DÉSIR D'ANTIGONE

Ateliers/Editions Tarabuste, juillet 2006.

Antigone m’accompagne depuis l’enfance
une figure
une force tendue vers un point hors horizon
Antigone, hors la loi de naissance, fille de l’inceste, est une figure du désir à l’état pur
transgression vivante de la loi et qui appelle la loi à se manifester
Antigone met en scène l’état pur de son désir
jeter la terre sur le corps de son frère
une fine poussière de terre et un peu d’eau sur un corps qui pourrit et qui empeste
geste clandestin d’accouplement
rendre son frère au champ de la loi et redonner un corps à sa mère
vivante elle entre dans la grotte, tombeau vide
Antigone condamnée par la loi, rejoint la loi au lieu où celle-ci n’opère plus
là où elle est non écrite
la grotte est encore l’affaire de la loi mais c’est la limite du pouvoir des signifiants
Antigone tient tête à tout ce qui est écrit
elle se tient sur une limite que le langage désigne mais à laquelle il s’arrête
sur un versant, il y a encore du dire
au-delà ça ne se dit plus et surtout ce n’est plus pensable
nous ne savons pas ce qui se passe après l’entrée dans le tombeau

A première vue, c’est une histoire de famille.
Œdipe a questionné jusqu’au bout et il a su son crime d’inceste avec sa femme/mère Jocaste.
Antigone a suivi son père Œdipe dans son errance.
Elle l’a accompagné jusqu’au bout.
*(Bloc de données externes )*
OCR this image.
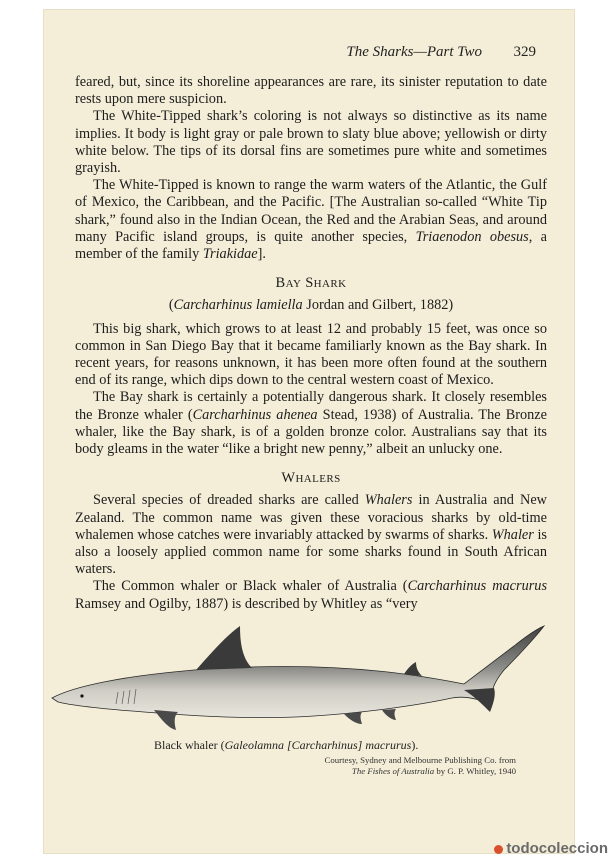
The Sharks—Part Two 329

feared, but, since its shoreline appearances are rare, its sinister reputation to date rests upon mere suspicion.

The White-Tipped shark’s coloring is not always so distinctive as its name implies. It body is light gray or pale brown to slaty blue above; yellowish or dirty white below. The tips of its dorsal fins are sometimes pure white and sometimes grayish.

The White-Tipped is known to range the warm waters of the Atlantic, the Gulf of Mexico, the Caribbean, and the Pacific. [The Australian so-called “White Tip shark,” found also in the Indian Ocean, the Red and the Arabian Seas, and around many Pacific island groups, is quite another species, Triaenodon obesus, a member of the family Triakidae].

BAY SHARK
(Carcharhinus lamiella Jordan and Gilbert, 1882)

This big shark, which grows to at least 12 and probably 15 feet, was once so common in San Diego Bay that it became familiarly known as the Bay shark. In recent years, for reasons unknown, it has been more often found at the southern end of its range, which dips down to the central western coast of Mexico.

The Bay shark is certainly a potentially dangerous shark. It closely resembles the Bronze whaler (Carcharhinus ahenea Stead, 1938) of Australia. The Bronze whaler, like the Bay shark, is of a golden bronze color. Australians say that its body gleams in the water “like a bright new penny,” albeit an unlucky one.

WHALERS

Several species of dreaded sharks are called Whalers in Australia and New Zealand. The common name was given these voracious sharks by old-time whalemen whose catches were invariably attacked by swarms of sharks. Whaler is also a loosely applied common name for some sharks found in South African waters.

The Common whaler or Black whaler of Australia (Carcharhinus macrurus Ramsey and Ogilby, 1887) is described by Whitley as “very

Black whaler (Galeolamna [Carcharhinus] macrurus).
Courtesy, Sydney and Melbourne Publishing Co. from
The Fishes of Australia by G. P. Whitley, 1940
todocoleccion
Presque. Elle aurait voulu être là lorsqu’il s’est dissout dans un appel du ciel. Œdipe n’a pas voulu.
Antigone pouvait se reposer à Athènes, nourrie, logée, protégée par Thésée. Elle ne veut pas.
Antigone retourne à Thèbes retrouver ses deux frères qui s’entretuent. Soif de pouvoir.
Après le combat, sans trop savoir qui est qui des deux cadavres enlacés, Créon décide qu’Etéocle le vertueux sera enterré et Polynice le traître abandonné au soleil et aux rapaces.
La famille fuit par où le corps se décompose.
Antigone veut être là aussi. Dans cette brèche là.